By Elah Mae Ariate [w/ Marielle Petere] Wozinga Journalists
Staking vs. Mining
Staking is similar to a fixed deposit in that it rewards you with a fixed interest rate at the end of the period specified in the contract. Proof-of-Stake also rewards you with additional coins.
You are rewarded for supporting the network by storing coins in your wallet. As a result, the number of coins in your wallet will grow in proportion to how long you keep them in the wallet.
While mining necessitates, both technical knowledge and computational power solve the algorithmic puzzles involved in blockchain networks. To make mining easier and more effective, there is the option of mining alone or joining a pool.
Proof-of-Stake — benefit #1
Typically, staking digital currency is in Proof-of-Stake (PoS) protocol by validating the transaction formed via blockchain. It is more energy-efficient compared to mining.
The PoS protocol may not eliminate the energy consumption yet it reduces. Remember that an individual can validate block transactions, according to Investopedia.
Advantages of staking
Staking does not necessitate the purchase of a machine, such as ASICS or high-end GPUs used in mining. Instead of purchasing mining hardware, you buy coins and lock them.
This will result in greater balance and value growth. The number of coins increases as the rewards increase, and as prices rise, so does the value of your wallet.

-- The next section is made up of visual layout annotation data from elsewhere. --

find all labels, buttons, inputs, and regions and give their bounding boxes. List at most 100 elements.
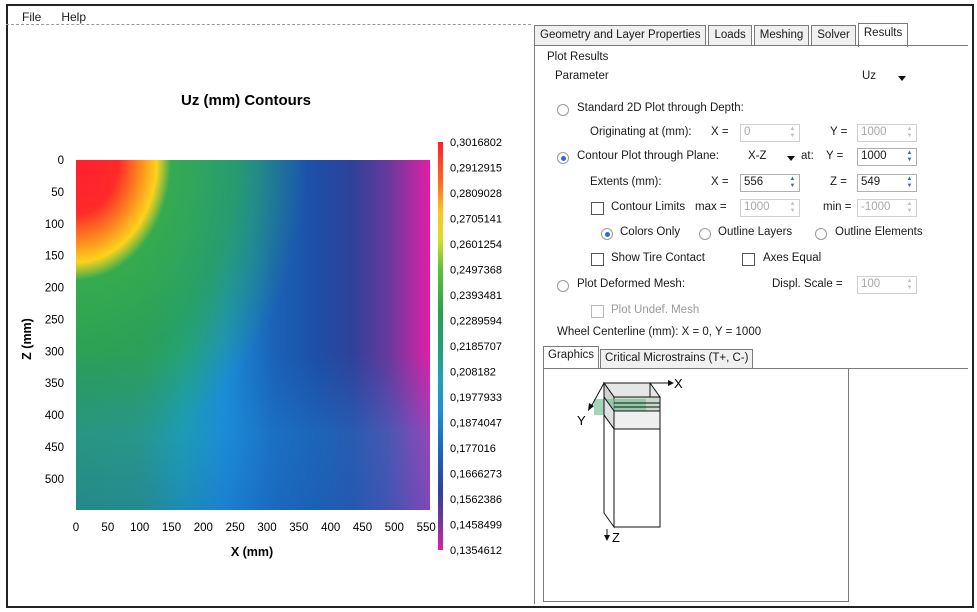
menu-help[interactable]: Help <box>61 10 87 24</box>
contour-limits-checkbox[interactable] <box>591 202 604 215</box>
x-tick-label: 0 <box>73 522 79 534</box>
results-panel: Plot Results Parameter Uz Standard 2D Pl… <box>534 45 968 604</box>
outline-layers-label: Outline Layers <box>718 226 793 238</box>
colorbar-label: 0,2185707 <box>450 341 502 353</box>
limit-min-stepper[interactable]: -1000 ▲ ▼ <box>857 199 917 217</box>
x-tick-label: 200 <box>194 522 213 534</box>
x-tick-label: 300 <box>257 522 276 534</box>
ext-x-label: X = <box>711 176 729 188</box>
ext-x-stepper[interactable]: 556 ▲ ▼ <box>740 174 800 192</box>
x-tick-label: 550 <box>417 522 436 534</box>
colorbar-label: 0,1874047 <box>450 418 502 430</box>
tab-meshing[interactable]: Meshing <box>753 25 810 46</box>
menu-bar: File Help <box>8 6 972 28</box>
colorbar-label: 0,1458499 <box>450 520 502 532</box>
stepper-arrows-icon[interactable]: ▲ ▼ <box>906 278 913 291</box>
orig-x-label: X = <box>711 126 729 138</box>
radio-outline-elements[interactable] <box>815 228 827 240</box>
colorbar-label: 0,177016 <box>450 443 496 455</box>
tab-loads[interactable]: Loads <box>708 25 752 46</box>
z-axis-ticks: 0 50 100 150 200 250 300 350 400 450 500 <box>45 155 64 486</box>
stepper-arrows-icon[interactable]: ▲ ▼ <box>906 176 913 189</box>
colorbar-label: 0,3016802 <box>450 137 502 149</box>
radio-outline-layers[interactable] <box>699 228 711 240</box>
ext-z-stepper[interactable]: 549 ▲ ▼ <box>857 174 917 192</box>
menu-file[interactable]: File <box>22 10 42 24</box>
tab-solver[interactable]: Solver <box>811 25 856 46</box>
pavement-block-graphic: X Y Z <box>577 376 683 545</box>
contour-plot-label: Contour Plot through Plane: <box>577 150 719 162</box>
extents-label: Extents (mm): <box>590 176 662 188</box>
z-tick-label: 300 <box>45 346 64 358</box>
x-tick-label: 100 <box>130 522 149 534</box>
colorbar-label: 0,1666273 <box>450 469 502 481</box>
chart-title: Uz (mm) Contours <box>181 92 311 109</box>
colorbar-label: 0,208182 <box>450 367 496 379</box>
plot-deformed-label: Plot Deformed Mesh: <box>577 278 686 290</box>
displ-scale-label: Displ. Scale = <box>772 278 843 290</box>
tab-graphics[interactable]: Graphics <box>543 346 600 368</box>
tab-critical-microstrains[interactable]: Critical Microstrains (T+, C-) <box>600 349 754 368</box>
z-tick-label: 350 <box>45 378 64 390</box>
stepper-arrows-icon[interactable]: ▲ ▼ <box>906 201 913 214</box>
stepper-arrows-icon[interactable]: ▲ ▼ <box>789 176 796 189</box>
tab-geometry[interactable]: Geometry and Layer Properties <box>534 25 707 46</box>
orig-y-stepper[interactable]: 1000 ▲ ▼ <box>857 124 917 142</box>
graphic-z-axis: Z <box>612 530 620 545</box>
colorbar-label: 0,1977933 <box>450 392 502 404</box>
wheel-centerline-text: Wheel Centerline (mm): X = 0, Y = 1000 <box>557 326 762 338</box>
contour-plot: Uz (mm) Contours 0 50 100 150 200 250 300 350 40… <box>20 92 502 559</box>
x-tick-label: 400 <box>321 522 340 534</box>
stepper-arrows-icon[interactable]: ▲ ▼ <box>789 201 796 214</box>
graphic-x-axis: X <box>674 376 683 391</box>
chevron-down-icon[interactable] <box>787 156 795 161</box>
outline-elements-label: Outline Elements <box>835 226 923 238</box>
tab-results[interactable]: Results <box>857 23 909 47</box>
radio-standard-2d[interactable] <box>557 104 569 116</box>
orig-y-label: Y = <box>830 126 848 138</box>
standard-2d-label: Standard 2D Plot through Depth: <box>577 102 744 114</box>
radio-plot-deformed[interactable] <box>557 280 569 292</box>
z-tick-label: 0 <box>58 155 64 167</box>
colors-only-label: Colors Only <box>620 226 681 238</box>
graphics-tabstrip: Graphics Critical Microstrains (T+, C-) <box>543 346 754 368</box>
limit-max-stepper[interactable]: 1000 ▲ ▼ <box>740 199 800 217</box>
originating-label: Originating at (mm): <box>590 126 692 138</box>
radio-contour-plot[interactable] <box>557 152 569 164</box>
max-label: max = <box>695 201 727 213</box>
plot-undef-mesh-checkbox[interactable] <box>591 305 604 318</box>
graphic-y-axis: Y <box>577 413 586 428</box>
at-y-stepper[interactable]: 1000 ▲ ▼ <box>857 148 917 166</box>
colorbar-label: 0,2705141 <box>450 214 502 226</box>
x-axis-ticks: 0 50 100 150 200 250 300 350 400 450 500 550 <box>73 522 436 534</box>
x-axis-label: X (mm) <box>231 545 273 559</box>
orig-x-stepper[interactable]: 0 ▲ ▼ <box>740 124 800 142</box>
plot-undef-mesh-label: Plot Undef. Mesh <box>611 304 700 316</box>
displ-scale-stepper[interactable]: 100 ▲ ▼ <box>857 276 917 294</box>
stepper-arrows-icon[interactable]: ▲ ▼ <box>789 126 796 139</box>
colorbar-labels: 0,3016802 0,2912915 0,2809028 0,2705141 0,26… <box>450 137 502 557</box>
stepper-arrows-icon[interactable]: ▲ ▼ <box>906 150 913 163</box>
at-label: at: <box>801 150 814 162</box>
at-y-label: Y = <box>826 150 844 162</box>
z-tick-label: 500 <box>45 474 64 486</box>
colorbar-label: 0,2912915 <box>450 163 502 175</box>
show-tire-contact-label: Show Tire Contact <box>611 252 705 264</box>
chevron-down-icon[interactable] <box>898 76 906 81</box>
colorbar-label: 0,1562386 <box>450 494 502 506</box>
stepper-arrows-icon[interactable]: ▲ ▼ <box>906 126 913 139</box>
min-label: min = <box>823 201 852 213</box>
z-tick-label: 50 <box>51 187 64 199</box>
show-tire-contact-checkbox[interactable] <box>591 253 604 266</box>
colorbar-label: 0,2497368 <box>450 265 502 277</box>
parameter-select[interactable]: Uz <box>862 70 877 82</box>
z-tick-label: 150 <box>45 251 64 263</box>
z-tick-label: 200 <box>45 283 64 295</box>
radio-colors-only[interactable] <box>601 228 613 240</box>
heatmap-field <box>76 160 430 510</box>
axes-equal-checkbox[interactable] <box>742 253 755 266</box>
plot-results-heading: Plot Results <box>547 51 609 63</box>
axes-equal-label: Axes Equal <box>763 252 822 264</box>
plane-select[interactable]: X-Z <box>748 150 767 162</box>
colorbar-label: 0,2393481 <box>450 290 502 302</box>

In addition, it consumes fewer resources than mining or Proof-of-Work (PoW). This results in less electricity consumption and the elimination of the need for additional machines to participate in this process.
Because the holder of the coins is incentivized to keep them rather than selling them, the price of coins will remain stable. Participation in staking does not necessitate technical knowledge.